There was more choice than ever before when it came to marking the 72nd Annual Primetime Emmy Awards nomination ballots, but that choice proved to be a good thing. Nearly all the newly launched direct-to-consumer services — namely, Apple TV Plus, Disney Plus and Quibi — had a good showing, possibly signaling a further shift in awards seasons to come as broadcast networks and basic cable series get outshone by streaming fare.
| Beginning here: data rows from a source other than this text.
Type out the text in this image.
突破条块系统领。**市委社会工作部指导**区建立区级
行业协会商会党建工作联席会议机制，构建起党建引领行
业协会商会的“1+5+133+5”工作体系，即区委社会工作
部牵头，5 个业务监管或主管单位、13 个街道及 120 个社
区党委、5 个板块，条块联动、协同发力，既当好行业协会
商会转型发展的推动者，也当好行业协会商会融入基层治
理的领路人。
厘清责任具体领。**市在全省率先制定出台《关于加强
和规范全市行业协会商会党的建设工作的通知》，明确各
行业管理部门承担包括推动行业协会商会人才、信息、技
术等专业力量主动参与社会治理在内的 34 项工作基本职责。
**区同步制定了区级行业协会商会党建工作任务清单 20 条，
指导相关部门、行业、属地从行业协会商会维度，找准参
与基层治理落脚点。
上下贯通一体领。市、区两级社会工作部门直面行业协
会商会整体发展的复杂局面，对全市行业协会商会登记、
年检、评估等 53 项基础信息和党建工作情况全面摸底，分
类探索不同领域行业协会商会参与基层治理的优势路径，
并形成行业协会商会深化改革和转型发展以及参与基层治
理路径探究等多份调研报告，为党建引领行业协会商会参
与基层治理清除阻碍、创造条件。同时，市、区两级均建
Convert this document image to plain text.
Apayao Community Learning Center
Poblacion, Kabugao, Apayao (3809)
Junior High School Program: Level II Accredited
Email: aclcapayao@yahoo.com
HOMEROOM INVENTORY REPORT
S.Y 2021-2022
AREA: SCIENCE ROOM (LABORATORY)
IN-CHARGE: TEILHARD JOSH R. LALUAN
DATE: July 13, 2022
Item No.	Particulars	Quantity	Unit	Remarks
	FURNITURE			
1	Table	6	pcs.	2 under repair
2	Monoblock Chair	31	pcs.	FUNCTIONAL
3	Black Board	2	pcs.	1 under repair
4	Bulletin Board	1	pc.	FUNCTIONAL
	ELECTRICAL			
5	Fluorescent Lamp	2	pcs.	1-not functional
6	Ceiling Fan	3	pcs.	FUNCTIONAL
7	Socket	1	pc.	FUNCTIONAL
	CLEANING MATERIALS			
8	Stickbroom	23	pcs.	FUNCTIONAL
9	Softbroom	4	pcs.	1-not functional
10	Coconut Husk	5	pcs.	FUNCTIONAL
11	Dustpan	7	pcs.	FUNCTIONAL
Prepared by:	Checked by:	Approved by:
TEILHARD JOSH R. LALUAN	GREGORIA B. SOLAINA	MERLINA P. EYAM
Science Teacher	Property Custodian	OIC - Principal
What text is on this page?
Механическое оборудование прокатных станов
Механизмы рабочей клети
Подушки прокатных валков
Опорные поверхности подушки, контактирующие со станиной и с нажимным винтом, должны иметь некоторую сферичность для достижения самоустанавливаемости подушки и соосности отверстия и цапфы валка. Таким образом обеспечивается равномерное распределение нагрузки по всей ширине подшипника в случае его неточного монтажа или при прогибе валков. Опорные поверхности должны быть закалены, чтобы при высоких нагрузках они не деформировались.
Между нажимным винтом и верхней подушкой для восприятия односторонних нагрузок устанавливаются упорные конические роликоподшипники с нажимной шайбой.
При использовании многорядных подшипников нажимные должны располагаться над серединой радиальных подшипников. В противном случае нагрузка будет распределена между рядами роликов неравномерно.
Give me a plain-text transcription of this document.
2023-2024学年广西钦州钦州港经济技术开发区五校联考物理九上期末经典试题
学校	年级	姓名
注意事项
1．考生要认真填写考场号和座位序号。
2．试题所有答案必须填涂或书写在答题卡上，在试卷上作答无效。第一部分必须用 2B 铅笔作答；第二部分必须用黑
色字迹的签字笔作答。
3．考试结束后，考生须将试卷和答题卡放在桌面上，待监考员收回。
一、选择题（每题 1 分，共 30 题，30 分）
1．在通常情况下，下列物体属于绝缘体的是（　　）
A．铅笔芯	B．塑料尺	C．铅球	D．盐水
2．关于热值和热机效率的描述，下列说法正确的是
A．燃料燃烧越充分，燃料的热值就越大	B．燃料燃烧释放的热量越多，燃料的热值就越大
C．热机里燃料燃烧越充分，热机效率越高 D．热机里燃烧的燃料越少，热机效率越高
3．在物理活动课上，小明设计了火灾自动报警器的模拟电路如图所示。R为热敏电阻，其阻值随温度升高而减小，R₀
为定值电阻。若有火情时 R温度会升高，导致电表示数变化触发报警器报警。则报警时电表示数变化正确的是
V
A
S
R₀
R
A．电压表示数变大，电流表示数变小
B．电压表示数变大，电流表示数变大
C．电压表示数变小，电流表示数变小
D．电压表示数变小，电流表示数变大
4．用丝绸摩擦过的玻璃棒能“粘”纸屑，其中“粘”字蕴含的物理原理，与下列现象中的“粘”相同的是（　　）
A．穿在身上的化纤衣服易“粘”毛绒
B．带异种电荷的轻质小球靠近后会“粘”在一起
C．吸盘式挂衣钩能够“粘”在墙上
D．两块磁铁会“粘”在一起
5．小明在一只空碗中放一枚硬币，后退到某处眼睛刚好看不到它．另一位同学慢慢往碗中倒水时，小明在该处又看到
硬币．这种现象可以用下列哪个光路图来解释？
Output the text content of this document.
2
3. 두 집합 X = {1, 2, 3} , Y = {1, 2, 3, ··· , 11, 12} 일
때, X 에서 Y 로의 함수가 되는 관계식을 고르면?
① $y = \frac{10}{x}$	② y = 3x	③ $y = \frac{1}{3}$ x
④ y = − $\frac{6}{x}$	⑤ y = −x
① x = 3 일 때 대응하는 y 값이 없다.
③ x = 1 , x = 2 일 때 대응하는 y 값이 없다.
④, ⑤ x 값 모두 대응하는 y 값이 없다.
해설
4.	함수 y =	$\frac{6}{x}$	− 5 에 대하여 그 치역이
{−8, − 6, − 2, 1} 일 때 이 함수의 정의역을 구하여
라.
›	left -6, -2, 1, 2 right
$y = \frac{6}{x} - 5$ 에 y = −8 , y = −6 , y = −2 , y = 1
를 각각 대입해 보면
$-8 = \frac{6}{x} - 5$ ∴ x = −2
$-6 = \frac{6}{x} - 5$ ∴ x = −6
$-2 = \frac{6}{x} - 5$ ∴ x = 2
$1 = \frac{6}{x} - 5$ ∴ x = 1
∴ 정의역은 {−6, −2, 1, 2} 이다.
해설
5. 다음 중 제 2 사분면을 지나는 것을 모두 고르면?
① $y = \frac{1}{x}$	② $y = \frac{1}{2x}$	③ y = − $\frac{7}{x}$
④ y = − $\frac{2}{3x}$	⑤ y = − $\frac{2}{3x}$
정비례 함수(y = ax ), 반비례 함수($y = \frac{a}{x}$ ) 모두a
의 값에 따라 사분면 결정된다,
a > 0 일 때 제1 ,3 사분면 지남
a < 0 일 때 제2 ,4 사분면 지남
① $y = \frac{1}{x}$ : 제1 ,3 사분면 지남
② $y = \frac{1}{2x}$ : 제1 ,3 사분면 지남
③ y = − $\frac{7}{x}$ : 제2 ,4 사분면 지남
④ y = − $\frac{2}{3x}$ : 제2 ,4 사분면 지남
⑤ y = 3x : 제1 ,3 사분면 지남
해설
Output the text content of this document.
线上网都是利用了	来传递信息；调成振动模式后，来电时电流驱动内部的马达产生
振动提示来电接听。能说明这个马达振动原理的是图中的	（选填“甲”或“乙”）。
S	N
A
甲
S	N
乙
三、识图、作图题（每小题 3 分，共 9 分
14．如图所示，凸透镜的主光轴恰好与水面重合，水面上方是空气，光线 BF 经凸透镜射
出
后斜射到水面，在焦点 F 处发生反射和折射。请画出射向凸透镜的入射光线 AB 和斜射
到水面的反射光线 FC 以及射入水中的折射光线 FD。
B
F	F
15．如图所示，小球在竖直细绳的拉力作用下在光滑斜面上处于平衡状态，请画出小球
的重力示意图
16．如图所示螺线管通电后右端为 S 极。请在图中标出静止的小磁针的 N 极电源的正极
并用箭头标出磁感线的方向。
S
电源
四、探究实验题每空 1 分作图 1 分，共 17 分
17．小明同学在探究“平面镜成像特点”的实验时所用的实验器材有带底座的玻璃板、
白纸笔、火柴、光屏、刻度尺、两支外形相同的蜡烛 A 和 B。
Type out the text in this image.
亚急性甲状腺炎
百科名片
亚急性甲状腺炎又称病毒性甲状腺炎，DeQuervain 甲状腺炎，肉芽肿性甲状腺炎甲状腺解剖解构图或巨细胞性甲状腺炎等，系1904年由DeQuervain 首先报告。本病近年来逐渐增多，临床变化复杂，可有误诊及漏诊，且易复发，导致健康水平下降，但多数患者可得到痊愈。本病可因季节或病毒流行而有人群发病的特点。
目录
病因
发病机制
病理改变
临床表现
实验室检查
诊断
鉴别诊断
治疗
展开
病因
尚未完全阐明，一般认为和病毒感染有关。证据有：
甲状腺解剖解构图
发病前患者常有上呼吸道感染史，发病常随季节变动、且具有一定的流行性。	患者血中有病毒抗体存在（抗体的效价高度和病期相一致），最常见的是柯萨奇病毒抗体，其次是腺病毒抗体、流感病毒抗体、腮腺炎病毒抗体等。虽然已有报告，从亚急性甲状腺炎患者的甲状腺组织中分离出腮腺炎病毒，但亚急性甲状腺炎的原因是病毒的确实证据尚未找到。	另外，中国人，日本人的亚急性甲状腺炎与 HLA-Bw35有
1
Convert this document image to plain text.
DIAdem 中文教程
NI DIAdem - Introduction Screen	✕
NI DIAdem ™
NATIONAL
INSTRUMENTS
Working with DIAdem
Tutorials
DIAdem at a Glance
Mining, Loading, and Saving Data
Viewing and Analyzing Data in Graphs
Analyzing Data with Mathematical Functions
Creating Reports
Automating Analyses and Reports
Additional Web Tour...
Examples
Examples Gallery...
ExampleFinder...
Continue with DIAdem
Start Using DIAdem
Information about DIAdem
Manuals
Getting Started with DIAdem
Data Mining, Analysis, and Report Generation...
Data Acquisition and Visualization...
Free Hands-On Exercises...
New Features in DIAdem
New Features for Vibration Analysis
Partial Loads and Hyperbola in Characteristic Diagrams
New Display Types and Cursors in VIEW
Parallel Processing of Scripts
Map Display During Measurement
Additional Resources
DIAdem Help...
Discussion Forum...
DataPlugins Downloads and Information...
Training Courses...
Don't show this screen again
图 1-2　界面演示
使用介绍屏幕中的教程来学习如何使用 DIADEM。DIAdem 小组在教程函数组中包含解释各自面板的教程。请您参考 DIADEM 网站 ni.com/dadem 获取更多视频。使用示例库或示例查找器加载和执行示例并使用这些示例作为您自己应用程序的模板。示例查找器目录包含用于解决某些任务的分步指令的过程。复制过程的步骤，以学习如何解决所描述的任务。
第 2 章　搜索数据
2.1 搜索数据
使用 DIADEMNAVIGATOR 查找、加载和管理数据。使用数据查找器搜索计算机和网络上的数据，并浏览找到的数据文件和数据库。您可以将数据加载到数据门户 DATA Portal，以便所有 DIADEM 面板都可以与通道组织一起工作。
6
The popularity of Baby Yoda and Pedro Pascal’s “The Mandalorian” with Television Academy voters helped put the new Disney streaming service, which launched just last November, squarely on the awards map (19 noms overall), and not just in below-the-line categories: The Lucasfilm live-action series is also in contention for drama series.

November-born Apple TV Plus earned 18 noms, including eight for “The Morning Show,” while Quibi, which debuted in April, can now boast 10 nominations, even as the rollout of its on-the-go mobile-first platform garnered ridicule. (HBO Max, which launched with shows such as “Legendary” and Anna Kendrick’s “Love Life” just days before the Emmy eligibility window closed at the end of May, did not pick up any nominations, however. NBCUniversal’s Peacock did not launch originals until mid-July, making them eligible next year.)

Of the 13 programs with 10 or more nominations, only one — NBC mainstay “Saturday Night Live” — airs on broadcast TV. It’s not hard to see how Apple TV Plus’ prestige-style programming and Disney Plus’ crowd pleasers might start to forge a solid path to regular recognition from the Television Academy.

But it is less clear how awards visibility translates to the average consumer mulling over which streaming service is worth a spot in their monthly entertainment subscription budget.

“I doubt Emmy nominations and awards have that much of an effect on consumer demand for these platforms immediately,” says Jeffrey Wlodarczak, equity analyst, Pivotal. “However, over time, if you are winning a lot of awards, it likely points to quality programming, which I assume drives subscriber growth over time.”

If this momentum can be kept up over the next couple of years, that could mean laurels for the freshly minted streamers — and revenue dollars to boot.